Back then, strategic risk was managed around the concept of warning time. Preparedness for major contingencies was reduced on the assumption that sufficient warning would arise to allow the gap to be filled to meet an emergent threat. As it happens, we got away with it; Australia’s interests were not compromised and deployments during that period were few, small and limited in intensity.

As reassuring as this might sound, the fact that we survived two decades of austerity proves nothing. If I toss a coin and get heads, it does not prove that I have two-headed coin. Whether the costs and benefits were correctly assessed and balanced back in the 1980s and 90s is a matter for debate. It would be naive to suggest that luck did not play a role. Nonetheless, the relatively low levels of defence spending in the 1980s and 90s were part of a conscious approach to managing strategic risk.

Then, as now, defence planners faced two interlinked questions: first, how much risk to retire and how much risk to accept—which roughly equates to deciding how much to spend on defence. Second, how best to use the available resources to retire as much risk as possible. The goal is to find a capability portfolio (force structure plus a preparedness posture) that minimises the residual risk.

I’ve argued elsewhere that the current force provides a suitable basis for building a strategically prudent force that’s smaller than planned back in 2009—but doing so will demand careful use of the available resources. It makes no sense jumping to conclusions. This is a difficult problem that can’t be solved by guessing [1]. Quick and dirty solutions will almost certainly be sub-optimal. In particular, by demanding, up front and absent any analysis, that military numbers remain fixed and core capabilities be retained, it is all but certain that we’ll end up carrying more risk than we need to. Good politics is not the same as good strategy.
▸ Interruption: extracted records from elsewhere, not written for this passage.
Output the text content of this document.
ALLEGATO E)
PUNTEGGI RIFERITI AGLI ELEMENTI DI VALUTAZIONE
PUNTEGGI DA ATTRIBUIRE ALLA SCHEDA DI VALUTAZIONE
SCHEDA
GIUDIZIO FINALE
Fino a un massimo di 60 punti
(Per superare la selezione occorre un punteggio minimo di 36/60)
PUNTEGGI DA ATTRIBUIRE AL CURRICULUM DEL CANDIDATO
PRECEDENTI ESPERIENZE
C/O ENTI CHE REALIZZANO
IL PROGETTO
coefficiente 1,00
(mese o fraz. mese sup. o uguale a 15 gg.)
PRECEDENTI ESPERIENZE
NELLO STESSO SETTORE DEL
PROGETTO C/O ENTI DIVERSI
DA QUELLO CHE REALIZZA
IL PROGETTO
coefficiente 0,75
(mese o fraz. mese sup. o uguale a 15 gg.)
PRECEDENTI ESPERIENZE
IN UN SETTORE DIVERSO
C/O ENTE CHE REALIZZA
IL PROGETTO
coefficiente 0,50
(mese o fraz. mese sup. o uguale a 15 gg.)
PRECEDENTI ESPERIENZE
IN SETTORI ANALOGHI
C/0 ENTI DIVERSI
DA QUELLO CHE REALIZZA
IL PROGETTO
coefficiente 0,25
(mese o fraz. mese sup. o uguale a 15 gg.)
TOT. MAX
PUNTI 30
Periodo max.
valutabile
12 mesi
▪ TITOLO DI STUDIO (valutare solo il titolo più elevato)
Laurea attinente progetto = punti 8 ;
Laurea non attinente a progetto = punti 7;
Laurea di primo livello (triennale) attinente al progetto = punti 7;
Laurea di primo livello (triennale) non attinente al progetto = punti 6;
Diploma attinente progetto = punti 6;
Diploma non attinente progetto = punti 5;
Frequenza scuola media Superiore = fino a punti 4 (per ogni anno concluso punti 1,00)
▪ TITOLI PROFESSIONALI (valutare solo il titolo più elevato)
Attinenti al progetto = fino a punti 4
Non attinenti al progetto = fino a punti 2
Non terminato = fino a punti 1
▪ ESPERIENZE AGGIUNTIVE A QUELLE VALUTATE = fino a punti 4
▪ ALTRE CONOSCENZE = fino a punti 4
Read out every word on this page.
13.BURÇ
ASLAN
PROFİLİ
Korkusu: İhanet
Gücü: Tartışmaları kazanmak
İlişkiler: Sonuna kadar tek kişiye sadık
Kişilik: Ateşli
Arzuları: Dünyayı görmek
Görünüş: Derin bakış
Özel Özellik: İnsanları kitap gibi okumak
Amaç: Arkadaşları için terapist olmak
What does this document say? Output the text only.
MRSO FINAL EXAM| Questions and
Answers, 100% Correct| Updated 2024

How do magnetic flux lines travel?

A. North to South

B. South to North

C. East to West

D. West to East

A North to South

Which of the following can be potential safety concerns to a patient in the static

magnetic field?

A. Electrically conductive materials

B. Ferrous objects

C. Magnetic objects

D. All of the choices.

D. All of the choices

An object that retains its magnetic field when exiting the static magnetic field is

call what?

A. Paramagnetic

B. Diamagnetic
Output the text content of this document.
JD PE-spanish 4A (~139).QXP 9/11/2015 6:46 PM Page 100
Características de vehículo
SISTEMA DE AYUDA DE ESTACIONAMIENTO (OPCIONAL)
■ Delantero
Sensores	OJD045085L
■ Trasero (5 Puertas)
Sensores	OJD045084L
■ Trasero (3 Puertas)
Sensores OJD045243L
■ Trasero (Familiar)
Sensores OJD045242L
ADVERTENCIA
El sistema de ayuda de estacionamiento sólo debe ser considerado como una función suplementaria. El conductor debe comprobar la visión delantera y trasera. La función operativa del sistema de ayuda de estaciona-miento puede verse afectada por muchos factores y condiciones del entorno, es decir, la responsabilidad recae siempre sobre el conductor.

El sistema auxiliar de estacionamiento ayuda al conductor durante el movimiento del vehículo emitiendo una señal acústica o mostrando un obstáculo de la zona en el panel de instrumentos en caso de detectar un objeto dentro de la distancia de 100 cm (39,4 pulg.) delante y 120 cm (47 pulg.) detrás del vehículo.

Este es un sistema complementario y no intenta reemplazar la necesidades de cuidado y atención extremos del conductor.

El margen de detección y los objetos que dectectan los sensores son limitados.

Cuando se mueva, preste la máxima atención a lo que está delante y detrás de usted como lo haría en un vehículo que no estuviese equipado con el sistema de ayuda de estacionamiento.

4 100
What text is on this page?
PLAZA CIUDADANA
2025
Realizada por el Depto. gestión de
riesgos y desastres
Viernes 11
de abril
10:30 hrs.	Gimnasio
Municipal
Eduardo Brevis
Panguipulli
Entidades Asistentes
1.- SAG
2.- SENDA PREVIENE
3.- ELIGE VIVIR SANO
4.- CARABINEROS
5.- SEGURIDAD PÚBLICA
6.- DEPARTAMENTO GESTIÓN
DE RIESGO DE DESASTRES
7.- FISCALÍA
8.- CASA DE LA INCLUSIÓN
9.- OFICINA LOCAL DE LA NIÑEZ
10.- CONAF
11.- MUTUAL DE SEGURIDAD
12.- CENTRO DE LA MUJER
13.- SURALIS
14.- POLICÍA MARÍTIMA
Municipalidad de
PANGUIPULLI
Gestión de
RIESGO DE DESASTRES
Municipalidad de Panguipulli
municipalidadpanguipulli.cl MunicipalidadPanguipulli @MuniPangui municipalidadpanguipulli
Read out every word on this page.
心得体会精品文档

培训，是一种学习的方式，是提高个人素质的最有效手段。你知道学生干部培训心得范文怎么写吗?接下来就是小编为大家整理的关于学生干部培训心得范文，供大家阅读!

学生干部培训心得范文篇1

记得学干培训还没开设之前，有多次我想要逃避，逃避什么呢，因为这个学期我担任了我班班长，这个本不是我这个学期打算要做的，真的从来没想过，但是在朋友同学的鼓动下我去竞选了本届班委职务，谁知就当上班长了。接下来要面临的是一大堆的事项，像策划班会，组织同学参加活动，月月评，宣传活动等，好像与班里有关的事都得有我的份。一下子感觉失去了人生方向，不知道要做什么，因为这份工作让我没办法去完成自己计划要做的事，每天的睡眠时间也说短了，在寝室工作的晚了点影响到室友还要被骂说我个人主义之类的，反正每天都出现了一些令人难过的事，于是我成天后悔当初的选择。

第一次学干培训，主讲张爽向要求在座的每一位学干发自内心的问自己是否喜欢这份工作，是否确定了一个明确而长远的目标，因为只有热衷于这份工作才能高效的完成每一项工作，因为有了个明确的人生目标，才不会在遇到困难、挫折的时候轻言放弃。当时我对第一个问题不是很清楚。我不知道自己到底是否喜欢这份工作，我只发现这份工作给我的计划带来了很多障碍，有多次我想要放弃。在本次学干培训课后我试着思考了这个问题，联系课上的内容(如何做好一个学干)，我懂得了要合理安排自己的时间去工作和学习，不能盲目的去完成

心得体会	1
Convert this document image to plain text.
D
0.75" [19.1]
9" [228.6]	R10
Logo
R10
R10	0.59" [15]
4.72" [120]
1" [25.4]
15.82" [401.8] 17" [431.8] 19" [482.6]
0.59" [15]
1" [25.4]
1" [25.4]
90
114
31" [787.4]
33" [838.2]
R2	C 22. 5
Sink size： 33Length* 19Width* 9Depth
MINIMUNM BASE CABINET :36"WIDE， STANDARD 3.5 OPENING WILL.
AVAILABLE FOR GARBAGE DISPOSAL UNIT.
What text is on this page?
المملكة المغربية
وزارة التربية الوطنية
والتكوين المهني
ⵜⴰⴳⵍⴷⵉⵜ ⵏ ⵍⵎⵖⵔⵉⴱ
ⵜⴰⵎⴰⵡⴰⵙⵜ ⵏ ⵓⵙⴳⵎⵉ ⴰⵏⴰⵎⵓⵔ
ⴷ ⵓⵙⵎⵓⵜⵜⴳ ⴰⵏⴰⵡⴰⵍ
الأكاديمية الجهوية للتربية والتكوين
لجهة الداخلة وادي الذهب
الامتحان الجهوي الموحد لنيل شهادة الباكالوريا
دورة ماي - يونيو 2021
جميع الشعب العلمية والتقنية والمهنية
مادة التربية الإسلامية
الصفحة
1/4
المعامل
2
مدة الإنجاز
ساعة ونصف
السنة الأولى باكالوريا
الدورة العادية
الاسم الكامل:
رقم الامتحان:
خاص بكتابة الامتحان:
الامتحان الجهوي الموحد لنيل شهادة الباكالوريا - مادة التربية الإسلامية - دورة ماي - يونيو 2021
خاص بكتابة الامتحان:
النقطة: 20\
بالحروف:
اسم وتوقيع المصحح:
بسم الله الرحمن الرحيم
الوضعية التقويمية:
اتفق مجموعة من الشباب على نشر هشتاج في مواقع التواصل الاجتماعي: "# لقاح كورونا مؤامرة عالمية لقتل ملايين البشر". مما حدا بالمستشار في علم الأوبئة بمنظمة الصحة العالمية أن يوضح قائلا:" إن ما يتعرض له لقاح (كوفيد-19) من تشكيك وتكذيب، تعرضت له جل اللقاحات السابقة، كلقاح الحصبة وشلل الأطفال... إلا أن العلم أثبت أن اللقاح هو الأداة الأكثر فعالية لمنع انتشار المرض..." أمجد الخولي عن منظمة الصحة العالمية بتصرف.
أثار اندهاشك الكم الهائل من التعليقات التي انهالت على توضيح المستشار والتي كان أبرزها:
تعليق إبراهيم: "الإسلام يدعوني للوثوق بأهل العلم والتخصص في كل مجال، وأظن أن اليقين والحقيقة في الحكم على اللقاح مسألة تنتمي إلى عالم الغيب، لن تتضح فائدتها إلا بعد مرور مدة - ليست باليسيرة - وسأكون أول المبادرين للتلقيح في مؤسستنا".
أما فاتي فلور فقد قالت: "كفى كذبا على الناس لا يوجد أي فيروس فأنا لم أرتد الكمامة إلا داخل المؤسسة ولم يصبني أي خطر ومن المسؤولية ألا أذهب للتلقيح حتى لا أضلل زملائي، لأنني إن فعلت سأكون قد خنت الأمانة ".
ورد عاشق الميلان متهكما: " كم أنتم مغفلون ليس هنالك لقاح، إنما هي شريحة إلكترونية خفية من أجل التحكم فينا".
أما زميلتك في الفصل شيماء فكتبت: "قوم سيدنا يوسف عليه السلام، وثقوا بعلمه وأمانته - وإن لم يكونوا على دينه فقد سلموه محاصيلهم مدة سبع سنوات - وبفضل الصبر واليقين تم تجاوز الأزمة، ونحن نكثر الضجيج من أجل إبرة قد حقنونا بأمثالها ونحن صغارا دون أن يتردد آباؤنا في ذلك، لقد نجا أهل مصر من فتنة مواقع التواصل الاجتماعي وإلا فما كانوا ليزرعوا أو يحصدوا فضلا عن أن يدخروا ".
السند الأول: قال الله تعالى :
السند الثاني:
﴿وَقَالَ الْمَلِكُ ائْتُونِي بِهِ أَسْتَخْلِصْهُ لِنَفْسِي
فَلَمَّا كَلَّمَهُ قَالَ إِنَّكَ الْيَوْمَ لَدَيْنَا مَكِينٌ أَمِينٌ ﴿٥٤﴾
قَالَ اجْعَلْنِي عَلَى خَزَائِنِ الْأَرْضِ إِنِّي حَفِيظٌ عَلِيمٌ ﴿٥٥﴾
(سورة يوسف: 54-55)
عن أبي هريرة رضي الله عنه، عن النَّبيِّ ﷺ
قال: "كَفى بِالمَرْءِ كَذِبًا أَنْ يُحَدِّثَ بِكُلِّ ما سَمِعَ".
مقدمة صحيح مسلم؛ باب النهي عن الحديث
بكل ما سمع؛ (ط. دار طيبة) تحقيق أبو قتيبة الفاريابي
That’s not to say that we should just scale down the ADF to create what might be termed a ‘small but perfect’ force. While such an approach would limit the risk to ADF personnel (so long as they are deployed only on missions commensurate with their scale), it would almost certainly be sub-optimal for managing the strategic risks we might face as a nation. Similarly, the bureaucratically expedient approach of salami slicing the budget to share the pain equally among the three services is likely to be as suboptimal as it is lazy.

I hope that there are lots of people with lots of good ideas in Defence about how to manage with less capability. We’ll only get close to an optimal solution by harnessing the experience of those who live and work with military capability day-in day-out. Mothballed assets, greater use of reserve forces, and fitted-for-but-not-with platforms are all likely to have a role to play, and it might even make sense to scrap some existing capabilities entirely. Ultimately, we need to decide what we can do without, and what additional risks to accept in consequence. The result will be ragged and untidy rather than small but perfect, and it will have fewer troops and not all of the supposed ‘core capabilities’ of Force 2030. In fact, it might bear more than a passing resemblance to what we had in the 1980s and 90s.

Mark Thomson is senior analyst for defence economics at ASPI.

A geeky footnote

[1] The difficulty of optimising a defence force to minimise strategic risk is great. In general, analogous mathematical problems of even modest complexity are unsolvable in practice. The best we can hope for is an answer that approximates a solution within the limited space of options that our ingenuity and time allows us to explore.